Reinforcing Patient Safety at the Source
At TCH, we’ve taken steps to integrate medication management automation into the OR, and have streamlined processes, improved accountability, and ultimately, prevented harmful errors as a result.
When we started the process of upgrading our medication management technology, our priorities were clear — efficiency, visibility, and, above all, safety. We recognized the importance of engaging our anesthesia providers early in this process. Their frontline perspective was invaluable, and we collaborated closely to address any concerns. Throughout the decision-making and implementation phases, we had multiple training and testing sessions to ensure smooth integration and the selection of the optimal tool for our specific needs.
Working hand-in-hand with our anesthesia providers, we developed a technology strategy focused on medication management in the perioperative setting. This strategy had to work for everyone — it needed to support the pharmacy’s needs while also being easily adopted by our anesthesia staff. If they weren’t comfortable using the technology and processes, it wouldn’t matter how great it looked on paper.
Adopting new technology is never easy. You must prove that it’s reliable, that it actually solves the problem you’re trying to fix, and that it doesn’t create new problems. Additionally, everyone who interacts with these automated solutions needs to feel confident and equipped to use them successfully. For us, this meant building on our existing relationship with Omnicell. We were already using their XT Automated Dispensing Cabinets (ADCs) to dispense 1.3 million doses annually and leveraged the company’s XR2 robots to automate several aspects of our central pharmacy operation. Through this partnership, we were also introduced to Omnicell’s XT Anesthesia Workstation (AWS) — a medication dispensing cabinet designed to support the unique needs of surgical and perioperative settings designed to provide medication tracking and safeguards while ensuring a convenient medication workflow for anesthesiologists.
The AWS runs on the same server as our XT Automated Dispensing Cabinets and XR2 robots, ensuring that surgical settings are no longer a black hole when it comes to medication dispensing information. Data from these cabinets is captured and consolidated within an enterprise pharmacy intelligence solution, providing pharmacy leadership visibility and insight into medication utilization in the OR.
The intuitive anesthesia workflows provided through the workstation’s user interface reduces administrative tasks during surgical procedures while embedded barcode scanning automatically tracks medication utilization. Real-time dashboards help monitor and reconcile waste and an embedded syringe barcode label printer helps facilitate regulatory compliance.

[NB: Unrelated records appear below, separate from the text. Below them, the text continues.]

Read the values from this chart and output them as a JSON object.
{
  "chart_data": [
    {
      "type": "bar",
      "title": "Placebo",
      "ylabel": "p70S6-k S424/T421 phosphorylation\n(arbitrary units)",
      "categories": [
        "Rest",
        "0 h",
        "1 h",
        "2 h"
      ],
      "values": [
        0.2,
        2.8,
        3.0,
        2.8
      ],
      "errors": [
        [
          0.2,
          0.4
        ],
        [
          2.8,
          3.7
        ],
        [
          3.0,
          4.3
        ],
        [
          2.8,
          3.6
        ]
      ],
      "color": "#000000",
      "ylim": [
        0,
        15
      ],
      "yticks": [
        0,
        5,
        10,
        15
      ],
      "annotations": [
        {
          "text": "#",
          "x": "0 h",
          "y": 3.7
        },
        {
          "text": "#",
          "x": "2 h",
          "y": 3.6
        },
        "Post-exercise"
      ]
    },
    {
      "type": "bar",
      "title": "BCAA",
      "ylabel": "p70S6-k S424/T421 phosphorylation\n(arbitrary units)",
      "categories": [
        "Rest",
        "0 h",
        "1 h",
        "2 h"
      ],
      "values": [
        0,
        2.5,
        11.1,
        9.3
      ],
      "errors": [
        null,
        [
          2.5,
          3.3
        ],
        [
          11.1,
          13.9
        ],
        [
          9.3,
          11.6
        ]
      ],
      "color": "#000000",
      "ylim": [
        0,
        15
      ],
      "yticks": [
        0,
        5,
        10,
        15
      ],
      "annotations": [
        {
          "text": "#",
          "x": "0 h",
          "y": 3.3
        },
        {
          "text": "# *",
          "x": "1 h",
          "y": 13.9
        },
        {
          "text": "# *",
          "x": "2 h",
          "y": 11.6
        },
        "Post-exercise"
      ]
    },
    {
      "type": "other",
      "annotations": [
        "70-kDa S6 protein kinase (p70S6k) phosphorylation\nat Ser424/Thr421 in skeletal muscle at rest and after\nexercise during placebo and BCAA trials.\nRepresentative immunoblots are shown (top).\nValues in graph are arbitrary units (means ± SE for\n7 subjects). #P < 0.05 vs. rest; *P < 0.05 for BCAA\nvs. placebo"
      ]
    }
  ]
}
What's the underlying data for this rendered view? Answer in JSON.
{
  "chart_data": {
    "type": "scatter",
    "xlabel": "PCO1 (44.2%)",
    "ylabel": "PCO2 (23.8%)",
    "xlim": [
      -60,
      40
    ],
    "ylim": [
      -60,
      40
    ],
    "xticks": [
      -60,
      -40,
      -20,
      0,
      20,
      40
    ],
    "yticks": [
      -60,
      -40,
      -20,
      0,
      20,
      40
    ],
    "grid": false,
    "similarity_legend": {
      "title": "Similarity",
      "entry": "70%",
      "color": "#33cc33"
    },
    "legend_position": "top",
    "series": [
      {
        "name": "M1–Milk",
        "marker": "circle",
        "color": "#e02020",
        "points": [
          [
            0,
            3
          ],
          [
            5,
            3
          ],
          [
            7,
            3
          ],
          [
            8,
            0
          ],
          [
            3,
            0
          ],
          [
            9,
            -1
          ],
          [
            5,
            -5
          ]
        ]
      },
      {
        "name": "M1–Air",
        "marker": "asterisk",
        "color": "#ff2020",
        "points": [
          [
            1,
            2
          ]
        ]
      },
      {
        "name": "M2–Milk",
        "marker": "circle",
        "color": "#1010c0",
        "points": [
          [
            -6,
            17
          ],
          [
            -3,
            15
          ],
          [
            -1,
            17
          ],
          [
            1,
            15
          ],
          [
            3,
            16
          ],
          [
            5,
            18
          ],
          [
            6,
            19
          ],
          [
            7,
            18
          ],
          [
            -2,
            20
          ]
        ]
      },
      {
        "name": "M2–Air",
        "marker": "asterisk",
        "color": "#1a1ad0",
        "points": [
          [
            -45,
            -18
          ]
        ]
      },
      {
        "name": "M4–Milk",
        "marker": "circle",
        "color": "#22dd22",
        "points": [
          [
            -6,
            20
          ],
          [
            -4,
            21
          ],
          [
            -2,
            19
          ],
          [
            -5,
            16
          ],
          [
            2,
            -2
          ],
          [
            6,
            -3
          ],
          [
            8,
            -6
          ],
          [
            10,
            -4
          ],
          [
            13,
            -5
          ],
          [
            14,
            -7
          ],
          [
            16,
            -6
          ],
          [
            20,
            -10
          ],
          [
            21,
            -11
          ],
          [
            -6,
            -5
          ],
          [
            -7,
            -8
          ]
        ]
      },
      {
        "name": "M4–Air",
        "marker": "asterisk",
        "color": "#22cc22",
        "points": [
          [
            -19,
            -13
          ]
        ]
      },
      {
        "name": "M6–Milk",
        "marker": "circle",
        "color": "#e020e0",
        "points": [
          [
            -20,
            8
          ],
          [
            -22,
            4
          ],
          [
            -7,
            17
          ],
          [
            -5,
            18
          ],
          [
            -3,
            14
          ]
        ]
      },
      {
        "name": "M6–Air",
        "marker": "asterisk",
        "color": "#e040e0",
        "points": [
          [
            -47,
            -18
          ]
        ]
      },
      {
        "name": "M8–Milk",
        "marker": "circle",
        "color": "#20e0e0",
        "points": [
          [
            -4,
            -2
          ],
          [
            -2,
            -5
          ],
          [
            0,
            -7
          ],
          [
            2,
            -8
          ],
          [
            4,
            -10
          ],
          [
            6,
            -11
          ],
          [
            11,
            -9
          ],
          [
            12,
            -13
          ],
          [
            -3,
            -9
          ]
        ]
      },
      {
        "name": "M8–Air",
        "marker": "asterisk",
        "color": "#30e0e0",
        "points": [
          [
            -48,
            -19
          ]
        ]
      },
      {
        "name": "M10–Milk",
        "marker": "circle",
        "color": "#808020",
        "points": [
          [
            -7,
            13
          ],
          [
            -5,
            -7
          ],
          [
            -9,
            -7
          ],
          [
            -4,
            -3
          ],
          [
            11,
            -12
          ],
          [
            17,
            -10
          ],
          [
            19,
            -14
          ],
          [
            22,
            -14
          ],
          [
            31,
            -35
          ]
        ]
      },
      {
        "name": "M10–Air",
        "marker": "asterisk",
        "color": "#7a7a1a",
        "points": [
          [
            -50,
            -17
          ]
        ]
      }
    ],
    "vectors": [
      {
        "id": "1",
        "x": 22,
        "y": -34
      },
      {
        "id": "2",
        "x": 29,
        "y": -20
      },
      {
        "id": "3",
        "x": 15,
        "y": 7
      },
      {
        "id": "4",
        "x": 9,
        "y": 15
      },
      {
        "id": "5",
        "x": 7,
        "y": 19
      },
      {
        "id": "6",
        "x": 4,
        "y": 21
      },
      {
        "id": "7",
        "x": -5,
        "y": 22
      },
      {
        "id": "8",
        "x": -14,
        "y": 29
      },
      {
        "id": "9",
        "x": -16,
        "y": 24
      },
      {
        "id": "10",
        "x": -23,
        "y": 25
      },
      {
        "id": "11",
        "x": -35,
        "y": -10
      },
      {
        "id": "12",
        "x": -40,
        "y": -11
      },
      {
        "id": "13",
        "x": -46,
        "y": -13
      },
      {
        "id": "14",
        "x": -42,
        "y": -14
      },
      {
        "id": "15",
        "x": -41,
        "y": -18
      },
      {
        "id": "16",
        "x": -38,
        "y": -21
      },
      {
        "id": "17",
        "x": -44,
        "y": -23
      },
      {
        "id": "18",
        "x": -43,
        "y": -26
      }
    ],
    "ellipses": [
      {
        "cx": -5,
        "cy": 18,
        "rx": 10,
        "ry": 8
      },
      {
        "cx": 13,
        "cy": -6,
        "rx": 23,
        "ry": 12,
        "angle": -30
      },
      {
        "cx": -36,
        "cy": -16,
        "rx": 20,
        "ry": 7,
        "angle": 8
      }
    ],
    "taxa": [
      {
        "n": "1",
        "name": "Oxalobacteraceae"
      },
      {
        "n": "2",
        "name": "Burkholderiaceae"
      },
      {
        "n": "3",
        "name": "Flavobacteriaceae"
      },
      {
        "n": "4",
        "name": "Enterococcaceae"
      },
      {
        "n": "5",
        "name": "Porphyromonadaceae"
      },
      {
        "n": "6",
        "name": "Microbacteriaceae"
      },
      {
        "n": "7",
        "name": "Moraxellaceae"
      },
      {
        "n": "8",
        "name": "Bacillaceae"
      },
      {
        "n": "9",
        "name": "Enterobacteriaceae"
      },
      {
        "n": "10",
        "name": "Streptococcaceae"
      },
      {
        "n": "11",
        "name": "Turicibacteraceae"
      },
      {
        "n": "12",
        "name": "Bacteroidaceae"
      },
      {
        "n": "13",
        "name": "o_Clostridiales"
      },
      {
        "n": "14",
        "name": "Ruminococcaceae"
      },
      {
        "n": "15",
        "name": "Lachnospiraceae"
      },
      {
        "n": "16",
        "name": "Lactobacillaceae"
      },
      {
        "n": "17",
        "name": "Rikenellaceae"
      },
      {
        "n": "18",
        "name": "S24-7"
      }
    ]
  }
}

Our use of the AWS has not only improved pharmacy’s visibility into how medications are being utilized in our ORs, it has also enabled our pharmacists to better serve our anesthesiologists. With improved inventory insight, our pharmacists can see the quantity of any drug in an AWS at any given time. Our technicians can see if a workstation is running low on certain medications and proactively restock these cabinets, ensuring critical medications are always readily available when needed. The built-in safeguards on the AWS are also helping us to improve patient safety by reducing manual tasks that increase the risk for human error
In an already strained labor force, incorporating tools that reduce administrative work while improving patient safety is key for sustainable success. Hospitals and health systems looking to streamline their operations with new technologies should consider adopting a strategy that supports patient safety throughout the medication use journey, including perioperative settings. Automating medication management processes gives clinicians valuable time back in their workday, allowing them to focus on clinical care and top of license practice, leading to improved job satisfaction and enhanced patient outcomes.